On October 31, 1867, in the town of Berlin Illinois, (now Swedona), the doors of a new orphanage opened to receive its first child, young Edward from Galesburg. When Edward crossed the threshold, that small step marked the beginning of a long history of service to people and communities across Illinois.

In 1871, the children moved to nearby Andover Children’s home, in Andover, the first Lutheran charitable institution in the state and one of the largest in the country. Dorothy Norberg, 83, a lifelong resident of Andover, remembered her arrival there. “I got to the home, ad they were very good to me, very compassionate and caring,” she recalled. “I had a roof over my head. I had food on the table, and I had clothes.” Norberg was later adopted into a loving home.

Homes for children orphaned by a cholera epidemic expanded throughout Illinois to help dependent, abused and/or neglected children.

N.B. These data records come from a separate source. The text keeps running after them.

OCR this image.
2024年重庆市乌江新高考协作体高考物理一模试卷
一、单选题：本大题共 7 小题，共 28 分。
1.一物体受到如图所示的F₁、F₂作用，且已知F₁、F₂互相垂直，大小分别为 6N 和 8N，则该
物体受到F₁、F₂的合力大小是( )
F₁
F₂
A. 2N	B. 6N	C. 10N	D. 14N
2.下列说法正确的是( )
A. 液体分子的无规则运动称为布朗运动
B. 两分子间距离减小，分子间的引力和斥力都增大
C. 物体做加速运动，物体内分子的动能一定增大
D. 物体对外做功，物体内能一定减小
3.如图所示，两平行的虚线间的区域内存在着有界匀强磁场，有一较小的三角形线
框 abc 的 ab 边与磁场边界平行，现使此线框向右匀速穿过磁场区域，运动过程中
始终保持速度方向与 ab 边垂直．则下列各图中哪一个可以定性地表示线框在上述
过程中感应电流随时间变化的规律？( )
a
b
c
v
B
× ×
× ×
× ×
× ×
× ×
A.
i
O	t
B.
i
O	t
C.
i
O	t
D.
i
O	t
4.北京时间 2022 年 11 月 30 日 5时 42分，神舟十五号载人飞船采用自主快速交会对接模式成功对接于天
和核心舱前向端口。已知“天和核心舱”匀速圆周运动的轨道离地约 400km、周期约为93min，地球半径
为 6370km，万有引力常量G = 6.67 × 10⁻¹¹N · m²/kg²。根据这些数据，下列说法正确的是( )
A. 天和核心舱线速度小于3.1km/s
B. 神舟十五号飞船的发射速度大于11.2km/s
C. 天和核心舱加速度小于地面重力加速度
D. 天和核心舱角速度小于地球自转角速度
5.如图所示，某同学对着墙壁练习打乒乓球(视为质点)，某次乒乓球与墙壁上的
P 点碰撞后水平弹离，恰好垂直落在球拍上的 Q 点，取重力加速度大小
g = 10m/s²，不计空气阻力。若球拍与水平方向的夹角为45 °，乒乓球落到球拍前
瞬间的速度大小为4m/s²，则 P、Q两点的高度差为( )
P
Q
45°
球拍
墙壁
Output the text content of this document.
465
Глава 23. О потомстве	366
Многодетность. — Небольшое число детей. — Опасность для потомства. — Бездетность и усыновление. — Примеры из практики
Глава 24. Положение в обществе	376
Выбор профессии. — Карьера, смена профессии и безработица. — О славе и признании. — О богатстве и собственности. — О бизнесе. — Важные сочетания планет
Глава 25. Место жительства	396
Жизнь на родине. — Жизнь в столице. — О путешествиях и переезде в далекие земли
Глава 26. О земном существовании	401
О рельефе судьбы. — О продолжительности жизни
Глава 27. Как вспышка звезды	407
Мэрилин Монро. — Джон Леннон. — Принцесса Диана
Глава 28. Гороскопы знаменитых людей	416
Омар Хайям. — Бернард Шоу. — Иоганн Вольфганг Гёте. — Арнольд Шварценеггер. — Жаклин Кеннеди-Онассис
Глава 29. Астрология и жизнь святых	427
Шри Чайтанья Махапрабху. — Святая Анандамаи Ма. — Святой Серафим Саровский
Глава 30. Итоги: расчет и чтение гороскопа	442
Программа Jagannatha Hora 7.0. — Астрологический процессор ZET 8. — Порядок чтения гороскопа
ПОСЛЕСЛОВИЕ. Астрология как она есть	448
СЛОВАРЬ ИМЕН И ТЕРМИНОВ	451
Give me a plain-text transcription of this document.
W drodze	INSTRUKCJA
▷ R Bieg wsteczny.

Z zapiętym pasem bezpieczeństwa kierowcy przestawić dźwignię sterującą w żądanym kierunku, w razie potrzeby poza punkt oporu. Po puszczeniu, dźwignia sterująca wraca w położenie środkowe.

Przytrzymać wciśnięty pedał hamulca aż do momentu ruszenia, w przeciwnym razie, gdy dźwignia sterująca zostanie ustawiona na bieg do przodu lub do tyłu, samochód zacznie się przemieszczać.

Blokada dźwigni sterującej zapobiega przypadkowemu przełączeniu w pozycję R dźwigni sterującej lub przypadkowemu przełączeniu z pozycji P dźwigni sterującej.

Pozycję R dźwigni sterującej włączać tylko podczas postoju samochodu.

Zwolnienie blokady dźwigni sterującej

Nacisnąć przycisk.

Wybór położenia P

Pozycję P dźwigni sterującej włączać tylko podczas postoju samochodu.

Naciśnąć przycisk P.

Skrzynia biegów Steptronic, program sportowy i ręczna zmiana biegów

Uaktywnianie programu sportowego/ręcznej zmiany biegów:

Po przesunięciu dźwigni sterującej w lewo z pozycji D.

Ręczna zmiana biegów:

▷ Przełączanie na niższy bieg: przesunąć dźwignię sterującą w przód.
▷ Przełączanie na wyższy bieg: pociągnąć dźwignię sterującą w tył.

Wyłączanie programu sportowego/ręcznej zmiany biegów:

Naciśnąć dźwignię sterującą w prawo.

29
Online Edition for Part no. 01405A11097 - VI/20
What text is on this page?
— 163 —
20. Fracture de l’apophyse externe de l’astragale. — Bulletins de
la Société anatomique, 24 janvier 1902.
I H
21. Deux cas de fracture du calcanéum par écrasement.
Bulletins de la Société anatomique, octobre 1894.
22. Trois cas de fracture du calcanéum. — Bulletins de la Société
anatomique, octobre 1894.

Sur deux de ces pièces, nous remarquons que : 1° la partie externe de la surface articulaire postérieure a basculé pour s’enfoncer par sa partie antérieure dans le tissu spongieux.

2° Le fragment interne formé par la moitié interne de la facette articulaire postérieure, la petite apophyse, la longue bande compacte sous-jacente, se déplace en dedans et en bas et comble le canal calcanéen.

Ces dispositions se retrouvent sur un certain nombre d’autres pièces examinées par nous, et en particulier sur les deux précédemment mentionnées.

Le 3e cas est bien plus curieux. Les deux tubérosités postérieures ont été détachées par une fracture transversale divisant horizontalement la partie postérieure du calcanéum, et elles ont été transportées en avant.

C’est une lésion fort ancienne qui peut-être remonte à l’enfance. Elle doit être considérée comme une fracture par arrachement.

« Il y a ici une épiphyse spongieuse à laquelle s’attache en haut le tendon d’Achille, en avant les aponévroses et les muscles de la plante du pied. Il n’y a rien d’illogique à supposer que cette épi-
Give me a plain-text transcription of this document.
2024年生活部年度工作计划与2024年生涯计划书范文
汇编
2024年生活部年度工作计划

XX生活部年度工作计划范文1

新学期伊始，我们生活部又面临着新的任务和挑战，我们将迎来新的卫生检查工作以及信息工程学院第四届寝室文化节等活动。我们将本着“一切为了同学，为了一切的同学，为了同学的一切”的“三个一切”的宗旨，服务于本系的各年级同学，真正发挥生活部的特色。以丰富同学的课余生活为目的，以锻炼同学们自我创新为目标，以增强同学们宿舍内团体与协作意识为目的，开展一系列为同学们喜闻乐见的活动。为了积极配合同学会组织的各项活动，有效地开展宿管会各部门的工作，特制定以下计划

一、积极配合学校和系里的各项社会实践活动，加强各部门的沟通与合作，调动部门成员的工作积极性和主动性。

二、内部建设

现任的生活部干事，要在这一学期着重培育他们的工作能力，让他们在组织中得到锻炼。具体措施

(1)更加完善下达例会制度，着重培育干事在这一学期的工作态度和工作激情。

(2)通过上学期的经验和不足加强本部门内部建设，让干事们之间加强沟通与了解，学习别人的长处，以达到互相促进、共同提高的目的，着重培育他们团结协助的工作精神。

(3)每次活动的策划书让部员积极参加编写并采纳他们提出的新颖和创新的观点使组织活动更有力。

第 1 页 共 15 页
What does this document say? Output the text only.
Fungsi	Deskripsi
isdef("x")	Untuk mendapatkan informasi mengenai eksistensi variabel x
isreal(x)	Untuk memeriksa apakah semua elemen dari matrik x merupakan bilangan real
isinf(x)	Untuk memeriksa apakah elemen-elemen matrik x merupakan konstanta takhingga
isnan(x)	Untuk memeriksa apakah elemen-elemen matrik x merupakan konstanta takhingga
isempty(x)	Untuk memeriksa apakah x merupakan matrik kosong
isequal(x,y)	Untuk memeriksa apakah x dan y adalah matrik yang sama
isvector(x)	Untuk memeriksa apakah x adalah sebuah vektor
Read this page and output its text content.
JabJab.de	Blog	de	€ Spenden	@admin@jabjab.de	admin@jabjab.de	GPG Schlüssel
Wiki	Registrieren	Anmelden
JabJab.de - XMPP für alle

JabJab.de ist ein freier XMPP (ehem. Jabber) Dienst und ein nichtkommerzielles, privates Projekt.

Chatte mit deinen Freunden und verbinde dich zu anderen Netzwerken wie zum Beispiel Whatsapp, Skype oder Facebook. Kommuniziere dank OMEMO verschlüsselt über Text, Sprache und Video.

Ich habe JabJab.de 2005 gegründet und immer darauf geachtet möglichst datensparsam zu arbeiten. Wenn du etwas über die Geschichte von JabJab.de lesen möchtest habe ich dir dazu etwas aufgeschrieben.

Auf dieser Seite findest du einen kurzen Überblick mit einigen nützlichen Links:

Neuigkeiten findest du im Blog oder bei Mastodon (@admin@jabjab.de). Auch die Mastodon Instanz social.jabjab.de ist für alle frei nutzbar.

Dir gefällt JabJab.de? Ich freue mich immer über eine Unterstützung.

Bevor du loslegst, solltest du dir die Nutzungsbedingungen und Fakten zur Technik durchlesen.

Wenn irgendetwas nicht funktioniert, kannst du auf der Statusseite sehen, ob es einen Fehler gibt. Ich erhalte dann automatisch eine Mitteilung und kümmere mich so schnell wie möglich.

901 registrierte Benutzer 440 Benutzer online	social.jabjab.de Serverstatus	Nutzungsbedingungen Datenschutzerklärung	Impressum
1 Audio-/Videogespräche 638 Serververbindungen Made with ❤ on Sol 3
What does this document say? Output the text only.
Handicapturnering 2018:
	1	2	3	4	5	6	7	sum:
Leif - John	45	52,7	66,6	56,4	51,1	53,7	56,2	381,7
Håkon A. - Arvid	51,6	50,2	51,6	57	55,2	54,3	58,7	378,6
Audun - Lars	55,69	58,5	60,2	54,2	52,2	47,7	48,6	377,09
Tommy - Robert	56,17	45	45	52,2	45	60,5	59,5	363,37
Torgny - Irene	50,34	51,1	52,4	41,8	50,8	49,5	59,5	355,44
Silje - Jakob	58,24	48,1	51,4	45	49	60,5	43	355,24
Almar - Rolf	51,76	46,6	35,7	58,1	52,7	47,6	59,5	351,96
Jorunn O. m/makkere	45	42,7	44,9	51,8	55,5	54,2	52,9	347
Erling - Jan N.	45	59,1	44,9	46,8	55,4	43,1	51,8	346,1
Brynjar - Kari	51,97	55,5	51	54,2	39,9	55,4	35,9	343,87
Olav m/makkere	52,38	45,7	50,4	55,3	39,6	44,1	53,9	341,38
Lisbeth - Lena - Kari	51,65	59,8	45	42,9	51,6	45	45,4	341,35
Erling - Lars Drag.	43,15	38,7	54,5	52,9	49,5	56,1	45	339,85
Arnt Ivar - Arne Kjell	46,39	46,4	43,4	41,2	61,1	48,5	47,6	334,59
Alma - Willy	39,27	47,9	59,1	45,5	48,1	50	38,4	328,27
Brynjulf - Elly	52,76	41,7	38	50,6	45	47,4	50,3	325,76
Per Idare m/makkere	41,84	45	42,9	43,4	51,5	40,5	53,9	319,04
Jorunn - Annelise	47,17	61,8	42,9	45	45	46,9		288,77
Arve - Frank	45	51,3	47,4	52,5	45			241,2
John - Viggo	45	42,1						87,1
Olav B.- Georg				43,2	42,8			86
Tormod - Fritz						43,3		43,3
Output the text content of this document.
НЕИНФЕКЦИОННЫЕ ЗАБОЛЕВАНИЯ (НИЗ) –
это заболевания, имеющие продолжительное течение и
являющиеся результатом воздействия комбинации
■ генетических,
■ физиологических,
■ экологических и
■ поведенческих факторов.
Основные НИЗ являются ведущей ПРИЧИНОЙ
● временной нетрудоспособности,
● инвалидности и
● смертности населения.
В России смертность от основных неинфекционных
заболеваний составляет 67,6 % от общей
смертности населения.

Nachusa Children’s Home still stands, and LSSI serves clients on its campus. Lutherans continued to respond to the needs of broader communities. The services branched out from children’s welfare into care for older adults, when, in 1906, the Illinois Conference of the Augustana Synod established the Salem Home for the Aged in Joliet.

Over the years, strength came in numbers by combining efforts of the many church-based programs that were serving Illinois communities The mergers eventually led to the formal formation of the Illinois Lutheran Welfare Association, which was changed to the current name, Lutheran Social Services of Illinois (LSSI), in 1979. LSSI, now on of the largest statewide providers of social services in Illinois, serves more than 50,000 annually across the state.

“LSSI has a history that sets it apart from other organizations,” wrote the Rev. John P. Peterson in LSSI’s A History of Service. “At the same time, the history binds the current participants in a bond of gratitude and with a challenge to pass on to others that which has been received from the past. There is an understanding that what has been received has been given to be nurtured and enhanced and shaped to fit the needs of the present day.”

Photo caption: Children in 1936 at the Augustana Nursery in Chicago, a former LSSI children’s home.